PGE2 is generally considered the most important vasodilator PG in the kidney, although its role in DKD is not fully understood47,48. Interestingly, blockade of the main PGE2 glomerular receptor (EP1) has been found beneficial against mesangial expansion in vitro in mouse cells and in vivo in mouse and rat models49,50. The production of PGI2 after IL-1β stimulus should increase PGE2 driven vasodilation through IP receptor signaling51. In agreement, secretion of the vasoconstrictor thromboxane A2 was not detected after stimulation with IL-1β and PDGF-BB52.

Stimulation of mesangial cells with PDGF-BB induced proliferation, while pretreatment of the cells with the cPLA2 inhibitor AACOCF3 blocked PDGF-BB proliferative effect on the cells. Furthermore, PDGF-BB stimulus increased migration and this effect was blocked by AACOCF3 as well. Mesangial cells migration and proliferation are key findings in many glomerular diseases including DKD. The fact that blocking cPLA2 interferes with both PDGF-BB migratory and proliferative response indicates that cPLA2 has a major role in controlling downstream PDGF signaling in mesangial cells. Moreover, inhibition of cPLA2 blocked PGE2 secretion and might therefore prevent vasodilation as well, though this can only be confirmed with an in vivo model.

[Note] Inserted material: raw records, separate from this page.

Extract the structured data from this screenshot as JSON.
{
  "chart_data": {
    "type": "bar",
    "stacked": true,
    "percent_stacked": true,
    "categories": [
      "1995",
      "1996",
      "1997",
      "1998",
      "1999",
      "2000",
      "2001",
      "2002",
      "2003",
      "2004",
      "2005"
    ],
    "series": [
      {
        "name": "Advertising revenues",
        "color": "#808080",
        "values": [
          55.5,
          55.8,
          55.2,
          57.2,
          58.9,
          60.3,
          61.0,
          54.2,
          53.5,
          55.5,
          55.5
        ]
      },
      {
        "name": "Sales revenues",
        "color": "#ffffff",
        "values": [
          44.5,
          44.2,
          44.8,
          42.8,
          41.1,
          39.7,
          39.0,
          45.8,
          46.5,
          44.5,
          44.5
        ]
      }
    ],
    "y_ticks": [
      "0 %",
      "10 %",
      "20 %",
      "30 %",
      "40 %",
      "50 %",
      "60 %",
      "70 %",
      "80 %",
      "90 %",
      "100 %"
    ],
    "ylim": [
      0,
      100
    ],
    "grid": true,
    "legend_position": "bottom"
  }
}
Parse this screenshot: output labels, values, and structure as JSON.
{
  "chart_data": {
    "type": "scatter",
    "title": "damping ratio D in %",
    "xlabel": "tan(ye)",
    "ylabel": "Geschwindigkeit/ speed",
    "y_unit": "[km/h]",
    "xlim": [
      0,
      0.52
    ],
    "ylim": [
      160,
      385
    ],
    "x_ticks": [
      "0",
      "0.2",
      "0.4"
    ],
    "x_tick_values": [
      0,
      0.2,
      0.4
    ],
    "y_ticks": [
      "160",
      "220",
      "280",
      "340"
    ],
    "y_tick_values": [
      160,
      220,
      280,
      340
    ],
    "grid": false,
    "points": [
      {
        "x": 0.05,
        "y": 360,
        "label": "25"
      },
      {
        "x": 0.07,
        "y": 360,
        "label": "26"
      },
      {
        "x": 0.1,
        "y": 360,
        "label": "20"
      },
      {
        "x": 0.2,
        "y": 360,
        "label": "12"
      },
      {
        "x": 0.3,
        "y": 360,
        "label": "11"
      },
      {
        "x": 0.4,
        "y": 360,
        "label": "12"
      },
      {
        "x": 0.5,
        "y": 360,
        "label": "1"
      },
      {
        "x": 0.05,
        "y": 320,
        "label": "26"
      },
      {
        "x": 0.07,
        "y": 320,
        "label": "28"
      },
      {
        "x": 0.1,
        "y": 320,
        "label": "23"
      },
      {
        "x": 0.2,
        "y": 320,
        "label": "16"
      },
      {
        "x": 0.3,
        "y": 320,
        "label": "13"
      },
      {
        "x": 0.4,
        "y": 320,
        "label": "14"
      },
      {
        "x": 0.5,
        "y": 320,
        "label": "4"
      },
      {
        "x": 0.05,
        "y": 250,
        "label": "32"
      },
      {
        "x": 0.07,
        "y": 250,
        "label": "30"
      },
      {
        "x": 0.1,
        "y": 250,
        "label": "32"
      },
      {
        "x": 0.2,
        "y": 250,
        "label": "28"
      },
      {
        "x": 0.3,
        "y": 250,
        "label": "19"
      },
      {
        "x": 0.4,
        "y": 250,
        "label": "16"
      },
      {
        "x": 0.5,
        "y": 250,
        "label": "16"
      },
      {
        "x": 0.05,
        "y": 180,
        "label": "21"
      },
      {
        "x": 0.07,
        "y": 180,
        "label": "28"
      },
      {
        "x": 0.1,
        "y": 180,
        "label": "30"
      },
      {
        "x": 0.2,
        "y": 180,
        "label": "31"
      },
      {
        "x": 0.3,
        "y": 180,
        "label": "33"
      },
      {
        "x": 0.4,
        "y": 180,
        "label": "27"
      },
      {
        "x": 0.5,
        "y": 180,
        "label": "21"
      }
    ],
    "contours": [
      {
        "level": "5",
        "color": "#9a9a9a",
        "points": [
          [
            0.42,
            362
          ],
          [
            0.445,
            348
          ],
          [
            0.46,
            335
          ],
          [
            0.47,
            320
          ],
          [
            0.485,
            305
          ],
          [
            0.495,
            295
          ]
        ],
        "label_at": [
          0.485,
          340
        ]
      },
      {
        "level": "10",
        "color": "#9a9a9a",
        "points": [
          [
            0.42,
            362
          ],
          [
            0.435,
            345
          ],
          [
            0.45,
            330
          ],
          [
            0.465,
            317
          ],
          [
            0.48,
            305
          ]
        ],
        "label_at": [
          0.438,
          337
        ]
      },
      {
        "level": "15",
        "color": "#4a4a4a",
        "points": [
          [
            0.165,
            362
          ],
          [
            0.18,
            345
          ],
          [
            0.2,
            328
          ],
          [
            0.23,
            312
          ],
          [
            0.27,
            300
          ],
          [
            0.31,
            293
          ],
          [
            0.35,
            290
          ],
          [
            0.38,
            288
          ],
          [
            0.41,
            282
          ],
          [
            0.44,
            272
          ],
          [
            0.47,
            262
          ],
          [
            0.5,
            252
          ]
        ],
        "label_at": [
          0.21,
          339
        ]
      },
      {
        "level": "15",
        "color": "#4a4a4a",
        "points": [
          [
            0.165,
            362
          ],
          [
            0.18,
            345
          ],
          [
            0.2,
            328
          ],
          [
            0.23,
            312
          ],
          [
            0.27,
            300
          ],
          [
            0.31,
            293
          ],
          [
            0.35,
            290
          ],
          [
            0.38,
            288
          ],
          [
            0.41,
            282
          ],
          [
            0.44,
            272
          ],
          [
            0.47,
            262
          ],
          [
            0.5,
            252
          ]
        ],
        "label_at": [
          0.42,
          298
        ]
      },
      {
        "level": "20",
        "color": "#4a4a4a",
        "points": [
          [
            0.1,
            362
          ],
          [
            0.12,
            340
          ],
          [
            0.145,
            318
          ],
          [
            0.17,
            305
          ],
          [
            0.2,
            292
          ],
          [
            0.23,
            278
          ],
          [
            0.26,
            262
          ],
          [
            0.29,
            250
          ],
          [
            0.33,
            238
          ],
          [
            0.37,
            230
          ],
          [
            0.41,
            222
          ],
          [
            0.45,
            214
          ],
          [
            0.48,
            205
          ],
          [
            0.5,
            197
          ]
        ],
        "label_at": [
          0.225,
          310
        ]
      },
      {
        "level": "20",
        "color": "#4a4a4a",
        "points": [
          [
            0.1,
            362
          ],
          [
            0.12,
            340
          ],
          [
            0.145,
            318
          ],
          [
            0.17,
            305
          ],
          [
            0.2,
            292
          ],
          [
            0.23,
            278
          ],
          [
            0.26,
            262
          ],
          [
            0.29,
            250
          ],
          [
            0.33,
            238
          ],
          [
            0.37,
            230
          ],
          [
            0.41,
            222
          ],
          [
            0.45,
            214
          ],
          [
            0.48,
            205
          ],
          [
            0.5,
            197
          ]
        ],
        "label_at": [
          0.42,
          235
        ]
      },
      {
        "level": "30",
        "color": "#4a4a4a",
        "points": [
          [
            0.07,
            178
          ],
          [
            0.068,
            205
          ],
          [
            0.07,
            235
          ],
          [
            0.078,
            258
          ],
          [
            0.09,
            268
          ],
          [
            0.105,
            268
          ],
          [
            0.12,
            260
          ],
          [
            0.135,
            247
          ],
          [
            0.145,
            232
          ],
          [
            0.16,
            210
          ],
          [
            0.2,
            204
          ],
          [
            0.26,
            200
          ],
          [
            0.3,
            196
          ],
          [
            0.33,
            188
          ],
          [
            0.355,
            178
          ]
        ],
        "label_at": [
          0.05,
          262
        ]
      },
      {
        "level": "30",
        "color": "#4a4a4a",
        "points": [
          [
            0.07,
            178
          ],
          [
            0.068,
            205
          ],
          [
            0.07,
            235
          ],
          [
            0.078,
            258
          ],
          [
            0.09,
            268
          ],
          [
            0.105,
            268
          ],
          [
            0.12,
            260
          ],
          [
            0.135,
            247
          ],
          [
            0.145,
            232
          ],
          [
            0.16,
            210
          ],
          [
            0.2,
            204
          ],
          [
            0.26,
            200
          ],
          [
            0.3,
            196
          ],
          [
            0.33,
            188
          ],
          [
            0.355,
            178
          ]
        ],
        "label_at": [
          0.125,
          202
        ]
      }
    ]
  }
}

We suggest that the link between cPLA2 and mesangial cells proliferation could be LPA, generated from LPC by autotaxin. Mesangial cells are known to secrete LPA and express LPA receptors. Urinary LPA levels are increased in DKD patients and in DKD murine models53,54,55,56. Although it was not possible to measure LPA in our lipidomics setup, autotaxin (ENPP2) gene expression levels were increased after IL-1β and PDGF-BB stimuli, thus the enzyme that produces LPA is upregulated. LPC remodeling enzymes LPCAT1 and 4 were downregulated, so clearance of LPC could not be achieved by regenerating PCs. Taken together, this points towards secretion of LPA which could amplify or convey PDGF-BB signaling promoting, proliferation31,32,33.

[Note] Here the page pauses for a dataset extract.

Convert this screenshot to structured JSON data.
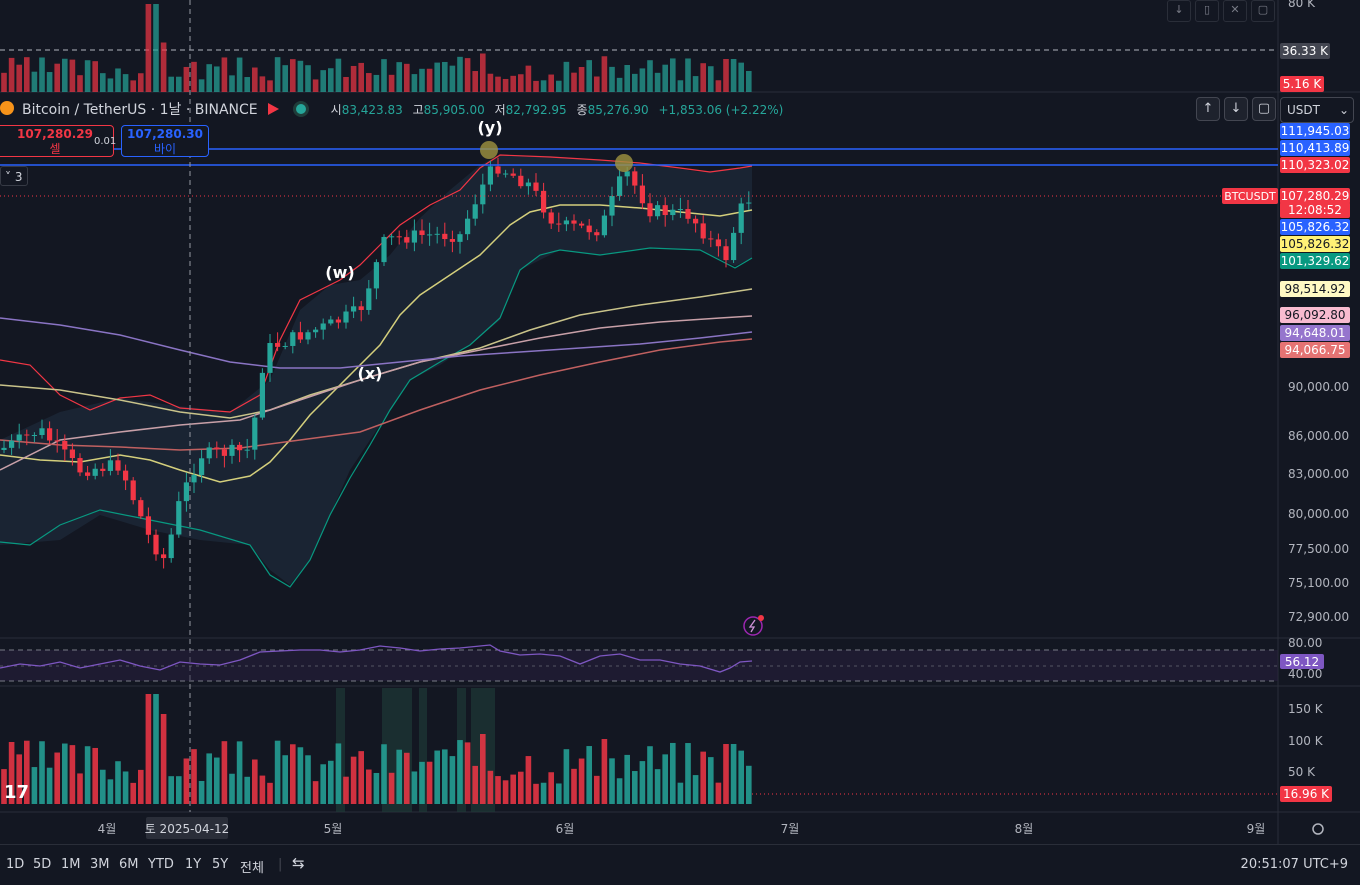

While the activation of cPLA2 was stronger in the IL-1β treated cells, the decrease of sphingolipids was more pronounced in the PDGF-BB treated cells. We have found that IL-1β triggers an initial activation of cPLA2, COX-2 and prostaglandin synthases. Since IL-1β stimulates PDGFB gene expression as well as PDGF-BB secretion, the pathway is further amplified and sustained, leading to changes in lipid metabolism. Moreover, PDGF-BB keeps the cascade ongoing by stimulating mesangial cells to produce and secrete more IL-1β. This interplay will most probably lead to pathological crosstalk between the glomerular cells further driving the progression of DKD.

As of today, there is no curative treatment for DKD, and treatment strategies aim mainly at handling the diabetic preexistent condition to delay DKD progression. Targeting IL-1β signaling in diabetes has been suggested and treatments targeting PDGF signaling has also been proposed for pathologies involving mesangial proliferation, for instance IgA Nephropathy7,9,57,58,59. The results from our study show that inhibition of cPLA2 reduces the effects of both inflammatory and proliferative stimuli by simultaneously blocking the secretion of PGs and LPA. Thus, modulation of cPLA2 could be considered as a potentially more specific target for early treatment and prevention of DKD and other mesangioproliferative diseases.